Playing out like a traditional adventure, you'd move Tex around the various locations, finding objects and interrogating or just plain talking to characters inhabiting the game world, which was a crumbling radioactive post-World War III San Francisco. It's a grim place, the streets littered with rubbish and most of the buildings out of us. A large number of people have been disfigured or mutated by radiation, causing tension between the norms and the mutants.
Of course, even a token glance at the screenshots will tell you it's anything but a traditional adventure game. For a start, it's mostly played from a first-person 3D perspective, with complete freedom to look and move around the room at will. It's important that you can, because you often have to scour locations for hidden clues.

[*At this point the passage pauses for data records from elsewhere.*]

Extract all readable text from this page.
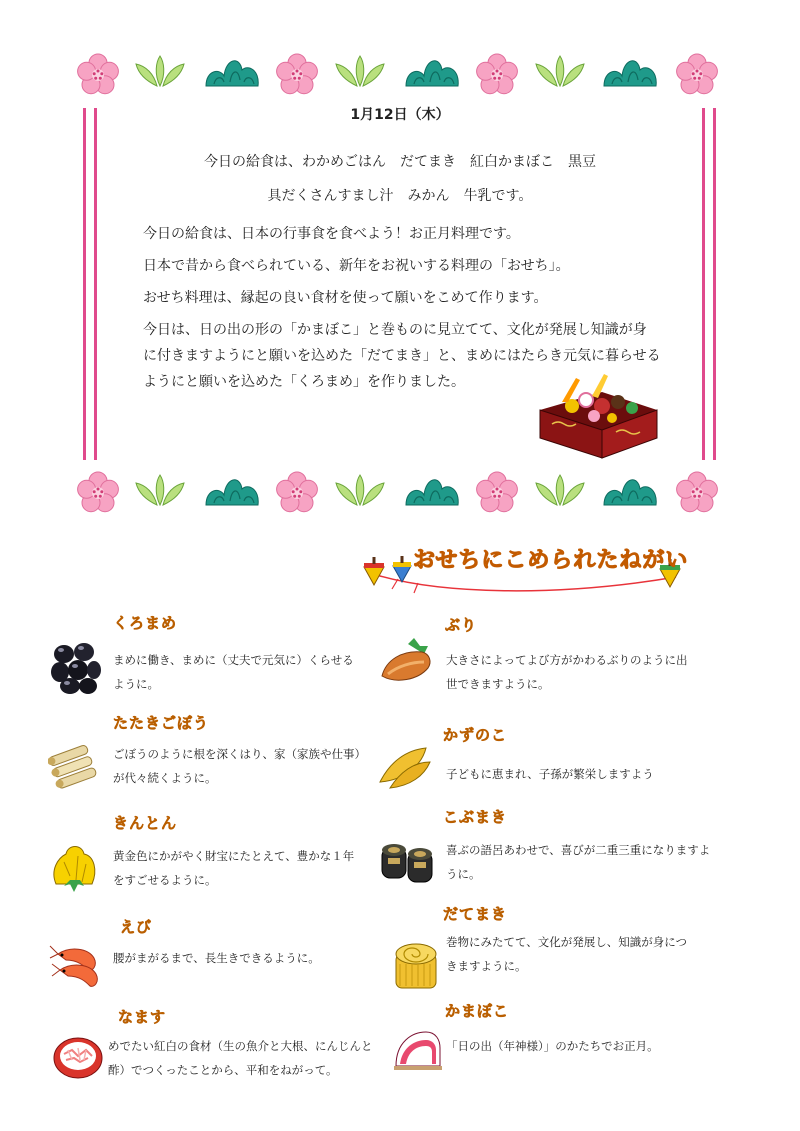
1月12日（木）
今日の給食は、わかめごはん　だてまき　紅白かまぼこ　黒豆
具だくさんすまし汁　みかん　牛乳です。
今日の給食は、日本の行事食を食べよう！お正月料理です。
日本で昔から食べられている、新年をお祝いする料理の「おせち」。
おせち料理は、縁起の良い食材を使って願いをこめて作ります。
今日は、日の出の形の「かまぼこ」と巻ものに見立てて、文化が発展し知識が身
に付きますようにと願いを込めた「だてまき」と、まめにはたらき元気に暮らせる
ようにと願いを込めた「くろまめ」を作りました。
おせちにこめられたねがい
くろまめ
まめに働き、まめに（丈夫で元気に）くらせるように。
たたきごぼう
ごぼうのように根を深くはり、家（家族や仕事）が代々続くように。
きんとん
黄金色にかがやく財宝にたとえて、豊かな１年をすごせるように。
えび
腰がまがるまで、長生きできるように。
なます
めでたい紅白の食材（生の魚介と大根、にんじんと酢）でつくったことから、平和をねがって。
ぶり
大きさによってよび方がかわるぶりのように出世できますように。
かずのこ
子どもに恵まれ、子孫が繁栄しますよう
こぶまき
喜ぶの語呂あわせで、喜びが二重三重になりますように。
だてまき
巻物にみたてて、文化が発展し、知識が身につきますように。
かまぼこ
「日の出（年神様）」のかたちでお正月。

When conversations take place, the camera shifts out of first-person view and into a third-person one where you can see that the characters are all digitised and filmed and that sort of thing. Some of them you might even recognise, too. Margot Kidder was Lois Lane to Christopher Reeve's Superman, for example, and Brian Keith was in The Parent Trap in 1961. Russell Means was in Last of the Mohicans and Natural Born Killers, while there's no real need to tell you what James Earl Jones was in.

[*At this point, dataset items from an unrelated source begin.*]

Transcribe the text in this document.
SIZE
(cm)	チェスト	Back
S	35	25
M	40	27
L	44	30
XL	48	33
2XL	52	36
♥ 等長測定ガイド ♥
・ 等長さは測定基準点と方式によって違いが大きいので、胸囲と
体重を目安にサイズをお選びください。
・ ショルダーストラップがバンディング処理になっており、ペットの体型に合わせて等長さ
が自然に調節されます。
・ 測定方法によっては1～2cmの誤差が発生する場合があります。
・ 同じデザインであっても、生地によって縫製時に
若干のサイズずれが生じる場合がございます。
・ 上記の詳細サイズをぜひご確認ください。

It's quite tough, often requiring some detailed scrutiny of the now very low resolution environments, and it's perfectly possible to die later on, so watch out for that. It's very well written and you'll become very attached to the bumbling loser that is Tex Murphy, played excellently by Jones.
On a side note, it's actually curious to read elsewhere that people seem to hate the acting, even Jones's. They couldn't be more wrong. Perhaps your correspondent is being a little too forgiving because it's a game he enjoyed way back when, but it's difficult to imagine someone genuinely disliking the acting.
Under a Killing Moon's most inspired design choice was not to overload the game with media moments or to make the way you play it a slave to the video. Also, there's a fantastic hint system that requires you to purchase hints using in-game points that you've earned by solving puzzles earlier. It's bizarre that nobody has used this system since (to my knowledge).
While it isn't necessarily remembered as fondly as the likes of Monkey Island or certain Sierra titles, it's easy to forget just how ground breaking this was back in 1994. It pioneered techniques that people still can't do properly – just look at some of the absolutely shitty adventures that attempt to go first-person nowadays – and genuinely pushed people into upgrading their machines in order to play it in all its glory.
It still stands up as an adventure to this day, with snappy dialogue, a lovable lead character and two more games of very similar quality following it that you'll instantly want to play after finishing this one.
You can get it over on the glorious GOG.com along with its two sequels (and non-first person prequels too). Enjoy!